Marketing is tricky. You have to create your brand's voice and talk to your audience, to make a connection and let them talk back. Authenticity is a major value for the consumers of today. It is no longer enough to stuff an advertising message down someone’s throat until they submit. You have to make an emotional connection on a human level.
How does one talk to the masses? The answer is to let the masses talk!
One approach to marketing that is proving increasingly successful, is using real people who have genuine stories to tell. A survey by digital insights company Toluna found that nearly half of the 1,000 people surveyed resonated most with marketing messages from real people, whereas fewer people preferred celebs or actors.
Using real people is perceived as more authentic and credible. Influencer shout-outs and celebrity endorsements are still impactful, but to form a deeper connection people like to see and hear brand messages from peers.
There are plenty of real-world case studies out there that can illustrate the effectiveness of using real people in your advertising campaign. You have to be able to convey a gripping story, one that is relatable to your audience.
For example, there’s perhaps no surer impact that a single person has had on an industry than Chris Moneymaker. The amateur poker player won the televised 2003 World Series of Poker, turning a $40 online buy-in into $2.5 million. Along with other factors, this caused the boom of the poker industry which became known as ‘The Moneymaker Effect’.

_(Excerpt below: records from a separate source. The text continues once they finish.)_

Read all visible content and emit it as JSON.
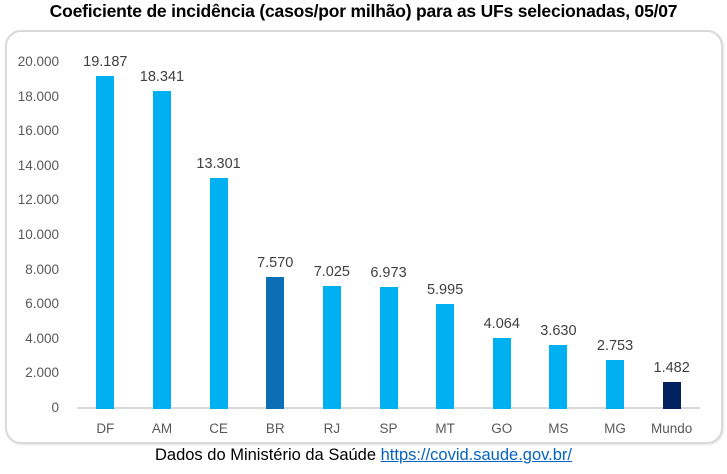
{
  "title": "Coeficiente de incidência (casos/por milhão) para as UFs selecionadas, 05/07",
  "footer": {
    "source_text": "Dados do Ministério da Saúde ",
    "link_text": "https://covid.saude.gov.br/",
    "link_color": "#0563C1"
  },
  "colors": {
    "bar_default": "#00B0F0",
    "bar_br": "#0D6EB8",
    "bar_mundo": "#002060",
    "axis_line": "#D9D9D9",
    "axis_text": "#595959",
    "data_label_text": "#404040",
    "frame_border": "#D9D9D9",
    "title_text": "#000000"
  },
  "chart_data": {
    "type": "bar",
    "title": "Coeficiente de incidência (casos/por milhão) para as UFs selecionadas, 05/07",
    "categories": [
      "DF",
      "AM",
      "CE",
      "BR",
      "RJ",
      "SP",
      "MT",
      "GO",
      "MS",
      "MG",
      "Mundo"
    ],
    "values": [
      19187,
      18341,
      13301,
      7570,
      7025,
      6973,
      5995,
      4064,
      3630,
      2753,
      1482
    ],
    "data_labels": [
      "19.187",
      "18.341",
      "13.301",
      "7.570",
      "7.025",
      "6.973",
      "5.995",
      "4.064",
      "3.630",
      "2.753",
      "1.482"
    ],
    "bar_colors": [
      "#00B0F0",
      "#00B0F0",
      "#00B0F0",
      "#0D6EB8",
      "#00B0F0",
      "#00B0F0",
      "#00B0F0",
      "#00B0F0",
      "#00B0F0",
      "#00B0F0",
      "#002060"
    ],
    "y_tick_labels": [
      "20.000",
      "18.000",
      "16.000",
      "14.000",
      "12.000",
      "10.000",
      "8.000",
      "6.000",
      "4.000",
      "2.000",
      "0"
    ],
    "y_tick_values": [
      20000,
      18000,
      16000,
      14000,
      12000,
      10000,
      8000,
      6000,
      4000,
      2000,
      0
    ],
    "xlabel": "",
    "ylabel": "",
    "ylim": [
      0,
      20000
    ],
    "grid": false,
    "legend": null,
    "source_note": "Dados do Ministério da Saúde https://covid.saude.gov.br/"
  }
}
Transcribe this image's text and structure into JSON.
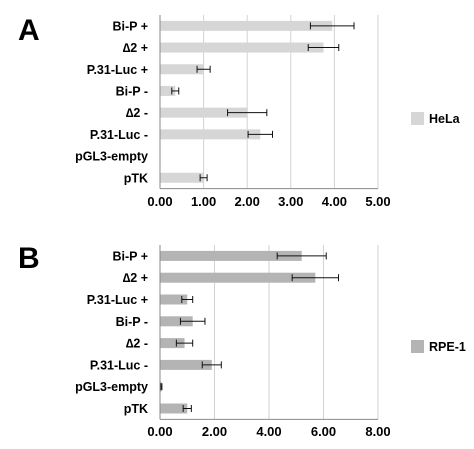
{
  "chart_data": [
    {
      "type": "bar",
      "orientation": "horizontal",
      "panel_label": "A",
      "categories": [
        "Bi-P +",
        "∆2 +",
        "P.31-Luc +",
        "Bi-P -",
        "∆2 -",
        "P.31-Luc -",
        "pGL3-empty",
        "pTK"
      ],
      "series": [
        {
          "name": "HeLa",
          "color": "#d6d6d6",
          "values": [
            3.95,
            3.75,
            1.0,
            0.35,
            2.0,
            2.3,
            0.0,
            1.0
          ],
          "errors": [
            0.5,
            0.35,
            0.15,
            0.08,
            0.45,
            0.28,
            0.0,
            0.08
          ]
        }
      ],
      "xlim": [
        0,
        5
      ],
      "xticks": [
        "0.00",
        "1.00",
        "2.00",
        "3.00",
        "4.00",
        "5.00"
      ],
      "grid": "vertical",
      "legend": "right"
    },
    {
      "type": "bar",
      "orientation": "horizontal",
      "panel_label": "B",
      "categories": [
        "Bi-P +",
        "∆2 +",
        "P.31-Luc +",
        "Bi-P -",
        "∆2 -",
        "P.31-Luc -",
        "pGL3-empty",
        "pTK"
      ],
      "series": [
        {
          "name": "RPE-1",
          "color": "#b4b4b4",
          "values": [
            5.2,
            5.7,
            1.0,
            1.2,
            0.9,
            1.9,
            0.05,
            1.0
          ],
          "errors": [
            0.9,
            0.85,
            0.2,
            0.45,
            0.3,
            0.35,
            0.02,
            0.15
          ]
        }
      ],
      "xlim": [
        0,
        8
      ],
      "xticks": [
        "0.00",
        "2.00",
        "4.00",
        "6.00",
        "8.00"
      ],
      "grid": "vertical",
      "legend": "right"
    }
  ]
}
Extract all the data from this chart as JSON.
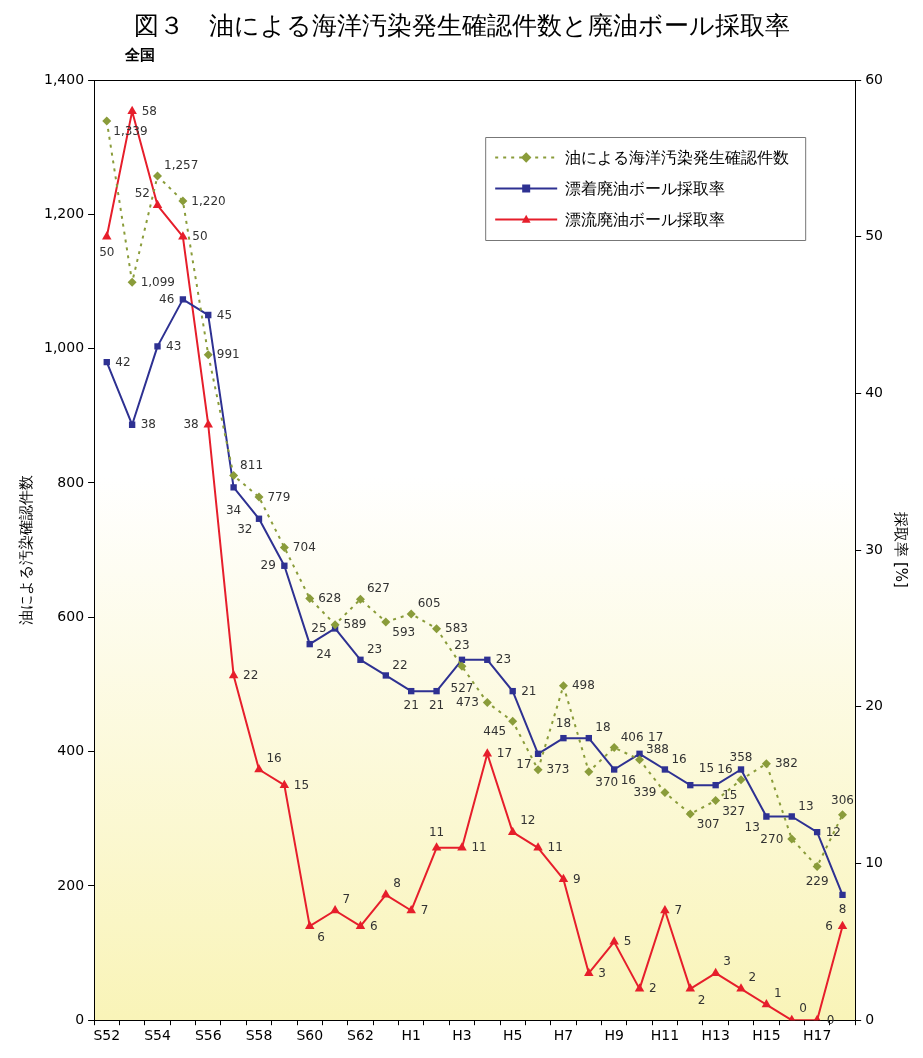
{
  "chart_data": {
    "type": "line",
    "title": "図３　油による海洋汚染発生確認件数と廃油ボール採取率",
    "subtitle": "全国",
    "ylabel": "油による汚染確認件数",
    "y2label": "採取率 [%]",
    "categories": [
      "S52",
      null,
      "S54",
      null,
      "S56",
      null,
      "S58",
      null,
      "S60",
      null,
      "S62",
      null,
      "H1",
      null,
      "H3",
      null,
      "H5",
      null,
      "H7",
      null,
      "H9",
      null,
      "H11",
      null,
      "H13",
      null,
      "H15",
      null,
      "H17",
      null
    ],
    "series": [
      {
        "name": "油による海洋汚染発生確認件数",
        "color": "#8a9c3a",
        "marker": "diamond",
        "line_style": "dotted",
        "values": [
          1339,
          1099,
          1257,
          1220,
          991,
          811,
          779,
          704,
          628,
          589,
          627,
          593,
          605,
          583,
          527,
          473,
          445,
          373,
          498,
          370,
          406,
          388,
          339,
          307,
          327,
          358,
          382,
          270,
          229,
          306
        ],
        "value_labels": [
          "1,339",
          "1,099",
          "1,257",
          "1,220",
          "991",
          "811",
          "779",
          "704",
          "628",
          "589",
          "627",
          "593",
          "605",
          "583",
          "527",
          "473",
          "445",
          "373",
          "498",
          "370",
          "406",
          "388",
          "339",
          "307",
          "327",
          "358",
          "382",
          "270",
          "229",
          "306"
        ]
      },
      {
        "name": "漂着廃油ボール採取率",
        "color": "#2e3192",
        "marker": "square",
        "axis": "y2",
        "values": [
          42,
          38,
          43,
          46,
          45,
          34,
          32,
          29,
          24,
          25,
          23,
          22,
          21,
          21,
          23,
          23,
          21,
          17,
          18,
          18,
          16,
          17,
          16,
          15,
          15,
          16,
          13,
          13,
          12,
          8
        ]
      },
      {
        "name": "漂流廃油ボール採取率",
        "color": "#e61e2b",
        "marker": "triangle",
        "axis": "y2",
        "values": [
          50,
          58,
          52,
          50,
          38,
          22,
          16,
          15,
          6,
          7,
          6,
          8,
          7,
          11,
          11,
          17,
          12,
          11,
          9,
          3,
          5,
          2,
          7,
          2,
          3,
          2,
          1,
          0,
          0,
          6
        ]
      }
    ],
    "ylim": [
      0,
      1400
    ],
    "yticks": [
      0,
      200,
      400,
      600,
      800,
      {
        "value": 1000,
        "label": "1,000"
      },
      {
        "value": 1200,
        "label": "1,200"
      },
      {
        "value": 1400,
        "label": "1,400"
      }
    ],
    "y2lim": [
      0,
      60
    ],
    "y2ticks": [
      0,
      10,
      20,
      30,
      40,
      50,
      60
    ],
    "grid": false,
    "legend": "top right",
    "data_labels": true
  }
}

But it's not always going to happen so smoothly. Often brands have to push their real people campaigns to make them work. GoPro gives us an excellent example. They take a user-generated content approach, encouraging owners of their products to post videos of whatever they love doing with their GoPro. In turn, this establishes emotional connections with fans from all over the world.
User-generated GoPro footage turned into a really effective marketing video.
There have been a number of successful TV advertising campaigns using real people. McCain had the ‘We Are Family’ campaign, with real people cooking chips. Iceland Company ditched Peter Andre, and have since run several campaigns, including the ‘Power Of Frozen’ with real people using frozen food. They also have their ‘Channel Mum’ social media campaign to establish a connection with their audience.
Nationwide have run their ‘Voices’ campaign in which real people recite poetry or talk about emotional issues and brand values. This sets them apart from other building societies and promotes their core value of community engagement. Chief marketing officer Sara Bennison also points out that the production is quicker and more organic.
There’s really lots of creative ways that advertisers have used real people, and you can draw inspiration from them to come up with your own digital marketing strategies.
So, how do you use real people effectively in your marketing campaign? How can you really drive home that emotional connection and brand message, while still being authentic?
First of all, you have to find meaningful stories that will matter to your audience. Don’t use real people for the sake of it. Consider how to convey the right tone and information, and how to promote your brand by letting real people speak.
It may seem obvious, but it’s really important that you let the individuals tell their story. Otherwise, you might as well use actors! You can have input when it comes to setting the themes, editing and selecting the right people and footage, but when it comes down to it, the overall advert should be driven by the person and their words or actions.
To make the most of this authentic type of marketing, utilize social media and user-submitted content. Encourage your audience to take photos or videos of themselves using your products, or simply giving feedback. Keep it creative and interesting, yet authentic and emotional, and you are on to a winner.